Deep learning requires a great deal of computing power, which raises concerns about its economic and environmental sustainability.
How businesses are using machine learning
Machine learning is the core of some companies’ business models, like in the case of Netflix’s suggestions algorithm or Google’s search engine. Other companies are engaging deeply with machine learning, though it’s not their main business proposition.
Others are still trying to determine how to use machine learning in a beneficial way. “In my opinion, one of the hardest problems in machine learning is figuring out what problems I can solve with machine learning,” Shulman said. “There’s still a gap in the understanding.” Leading the AI-Driven OrganizationIn person at MIT Sloan
In a 2018 paper, researchers from the MIT Initiative on the Digital Economy outlined a 21-question rubric to determine whether a task is suitable for machine learning. The researchers found that no occupation will be untouched by machine learning, but no occupation is likely to be completely taken over by it. The way to unleash machine learning success, the researchers found, was to reorganize jobs into discrete tasks, some which can be done by machine learning, and others that require a human.
Companies are already using machine learning in several ways, including:
Recommendation algorithms. The recommendation engines behind Netflix and YouTube suggestions, what information appears on your Facebook feed, and product recommendations are fueled by machine learning. “[The algorithms] are trying to learn our preferences,” Madry said. “They want to learn, like on Twitter, what tweets we want them to show us, on Facebook, what ads to display, what posts or liked content to share with us.”

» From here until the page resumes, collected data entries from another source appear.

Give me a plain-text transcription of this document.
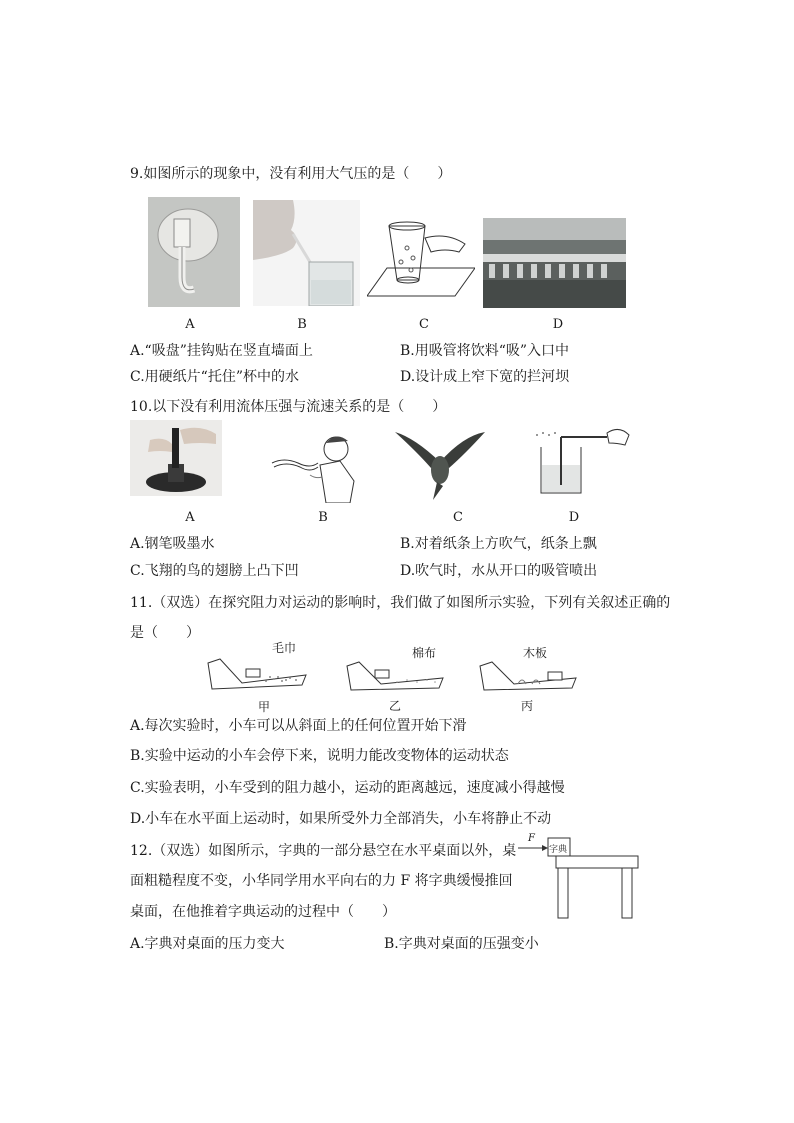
9.如图所示的现象中，没有利用大气压的是（　　）
A	B	C	D
A.“吸盘”挂钩贴在竖直墙面上	B.用吸管将饮料“吸”入口中
C.用硬纸片“托住”杯中的水	D.设计成上窄下宽的拦河坝
10.以下没有利用流体压强与流速关系的是（　　）
A	B	C	D
A.钢笔吸墨水	B.对着纸条上方吹气，纸条上飘
C.飞翔的鸟的翅膀上凸下凹	D.吹气时，水从开口的吸管喷出
11.（双选）在探究阻力对运动的影响时，我们做了如图所示实验，下列有关叙述正确的
是（　　）
毛巾	棉布	木板
甲	乙	丙
A.每次实验时，小车可以从斜面上的任何位置开始下滑
B.实验中运动的小车会停下来，说明力能改变物体的运动状态
C.实验表明，小车受到的阻力越小，运动的距离越远，速度减小得越慢
D.小车在水平面上运动时，如果所受外力全部消失，小车将静止不动
12.（双选）如图所示，字典的一部分悬空在水平桌面以外，桌
面粗糙程度不变，小华同学用水平向右的力 F 将字典缓慢推回
桌面，在他推着字典运动的过程中（　　）
F
字典
A.字典对桌面的压力变大	B.字典对桌面的压强变小
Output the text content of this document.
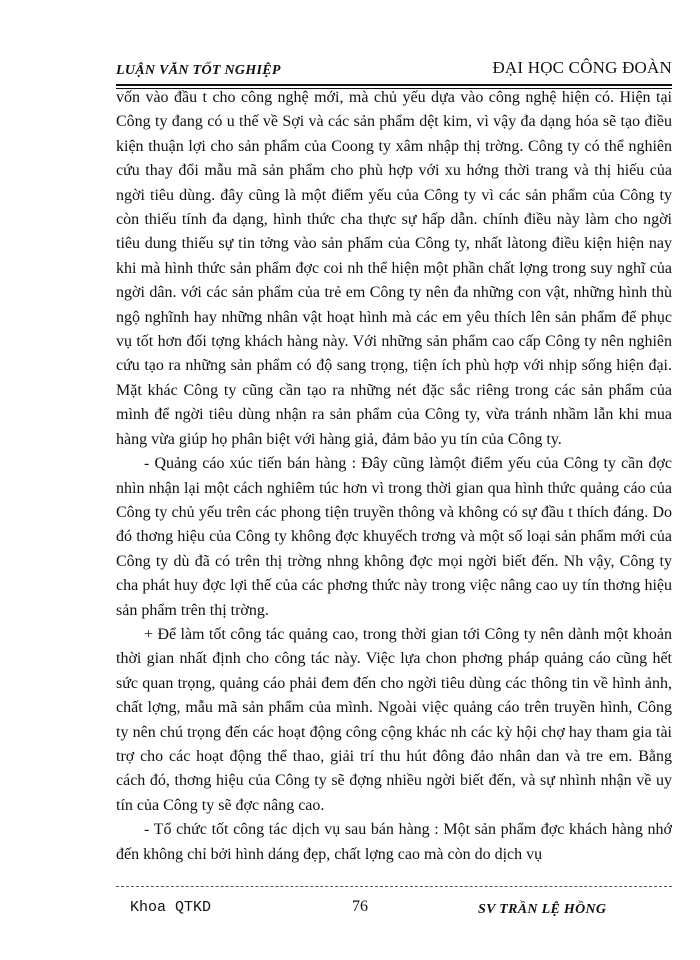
LUẬN VĂN TỐT NGHIỆP	ĐẠI HỌC CÔNG ĐOÀN

vốn vào đầu t cho công nghệ mới, mà chủ yếu dựa vào công nghệ hiện có. Hiện tại Công ty đang có u thế về Sợi và các sản phẩm dệt kim, vì vậy đa dạng hóa sẽ tạo điều kiện thuận lợi cho sản phẩm của Coong ty xâm nhập thị trờng. Công ty có thể nghiên cứu thay đổi mẫu mã sản phẩm cho phù hợp với xu hớng thời trang và thị hiếu của ngời tiêu dùng. đây cũng là một điểm yếu của Công ty vì các sản phẩm của Công ty còn thiếu tính đa dạng, hình thức cha thực sự hấp dẫn. chính điều này làm cho ngời tiêu dung thiếu sự tin tởng vào sản phẩm của Công ty, nhất làtong điều kiện hiện nay khi mà hình thức sản phẩm đợc coi nh thể hiện một phần chất lợng trong suy nghĩ của ngời dân. với các sản phẩm của trẻ em Công ty nên đa những con vật, những hình thù ngộ nghĩnh hay những nhân vật hoạt hình mà các em yêu thích lên sản phẩm để phục vụ tốt hơn đối tợng khách hàng này. Với những sản phẩm cao cấp Công ty nên nghiên cứu tạo ra những sản phẩm có độ sang trọng, tiện ích phù hợp với nhịp sống hiện đại. Mặt khác Công ty cũng cần tạo ra những nét đặc sắc riêng trong các sản phẩm của mình để ngời tiêu dùng nhận ra sản phẩm của Công ty, vừa tránh nhầm lẫn khi mua hàng vừa giúp họ phân biệt với hàng giả, đảm bảo yu tín của Công ty.

- Quảng cáo xúc tiến bán hàng : Đây cũng làmột điểm yếu của Công ty cần đợc nhìn nhận lại một cách nghiêm túc hơn vì trong thời gian qua hình thức quảng cáo của Công ty chủ yếu trên các phong tiện truyền thông và không có sự đầu t thích đáng. Do đó thơng hiệu của Công ty không đợc khuyếch trơng và một số loại sản phẩm mới của Công ty dù đã có trên thị trờng nhng không đợc mọi ngời biết đến. Nh vậy, Công ty cha phát huy đợc lợi thế của các phơng thức này trong việc nâng cao uy tín thơng hiệu sản phẩm trên thị trờng.

+ Để làm tốt công tác quảng cao, trong thời gian tới Công ty nên dành một khoản thời gian nhất định cho công tác này. Việc lựa chon phơng pháp quảng cáo cũng hết sức quan trọng, quảng cáo phải đem đến cho ngời tiêu dùng các thông tin về hình ảnh, chất lợng, mẫu mã sản phẩm của mình. Ngoài việc quảng cáo trên truyền hình, Công ty nên chú trọng đến các hoạt động công cộng khác nh các kỳ hội chợ hay tham gia tài trợ cho các hoạt động thể thao, giải trí thu hút đông đảo nhân dan và tre em. Bằng cách đó, thơng hiệu của Công ty sẽ đợng nhiều ngời biết đến, và sự nhình nhận về uy tín của Công ty sẽ đợc nâng cao.

- Tổ chức tốt công tác dịch vụ sau bán hàng : Một sản phẩm đợc khách hàng nhớ đến không chỉ bởi hình dáng đẹp, chất lợng cao mà còn do dịch vụ

Khoa QTKD	76	SV TRẦN LỆ HỒNG
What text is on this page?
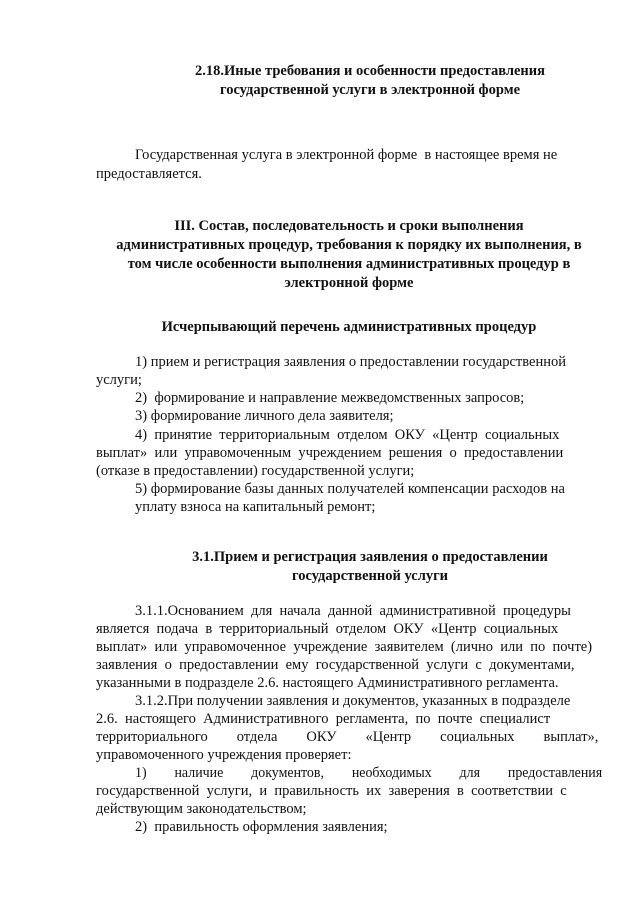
2.18.Иные требования и особенности предоставления
государственной услуги в электронной форме
Государственная услуга в электронной форме  в настоящее время не
предоставляется.
III. Состав, последовательность и сроки выполнения
административных процедур, требования к порядку их выполнения, в
том числе особенности выполнения административных процедур в
электронной форме
Исчерпывающий перечень административных процедур
1) прием и регистрация заявления о предоставлении государственной
услуги;
2)  формирование и направление межведомственных запросов;
3) формирование личного дела заявителя;
4)  принятие  территориальным  отделом  ОКУ  «Центр  социальных
выплат»  или  управомоченным  учреждением  решения  о  предоставлении
(отказе в предоставлении) государственной услуги;
5) формирование базы данных получателей компенсации расходов на
уплату взноса на капитальный ремонт;
3.1.Прием и регистрация заявления о предоставлении
государственной услуги
3.1.1.Основанием  для  начала  данной  административной  процедуры
является  подача  в  территориальный  отделом  ОКУ  «Центр  социальных
выплат»  или  управомоченное  учреждение  заявителем  (лично  или  по  почте)
заявления  о  предоставлении  ему  государственной  услуги  с  документами,
указанными в подразделе 2.6. настоящего Административного регламента.
3.1.2.При получении заявления и документов, указанных в подразделе
2.6.  настоящего  Административного  регламента,  по  почте  специалист
территориального        отдела        ОКУ        «Центр        социальных        выплат»,
управомоченного учреждения проверяет:
1)        наличие        документов,        необходимых        для        предоставления
государственной  услуги,  и  правильность  их  заверения  в  соответствии  с
действующим законодательством;
2)  правильность оформления заявления;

Image analysis and object detection. Machine learning can analyze images for different information, like learning to identify people and tell them apart — though facial recognition algorithms are controversial. Business uses for this vary. Shulman noted that hedge funds famously use machine learning to analyze the number of cars in parking lots, which helps them learn how companies are performing and make good bets.
Fraud detection. Machines can analyze patterns, like how someone normally spends or where they normally shop, to identify potentially fraudulent credit card transactions, log-in attempts, or spam emails.
Automatic helplines or chatbots. Many companies are deploying online chatbots, in which customers or clients don’t speak to humans, but instead interact with a machine. These algorithms use machine learning and natural language processing, with the bots learning from records of past conversations to come up with appropriate responses.
Self-driving cars. Much of the technology behind self-driving cars is based on machine learning, deep learning in particular.
Medical imaging and diagnostics. Machine learning programs can be trained to examine medical images or other information and look for certain markers of illness, like a tool that can predict cancer risk based on a mammogram.
How machine learning works: promises and challenges
While machine learning is fueling technology that can help workers or open new possibilities for businesses, there are several things business leaders should know about machine learning and its limits.
Explainability
One area of concern is what some experts call explainability, or the ability to be clear about what the machine learning models are doing and how they make decisions. “Understanding why a model does what it does is actually a very difficult question, and you always have to ask yourself that,” Madry said. “You should never treat this as a black box, that just comes as an oracle … yes, you should use it, but then try to get a feeling of what are the rules of thumb that it came up with? And then validate them.”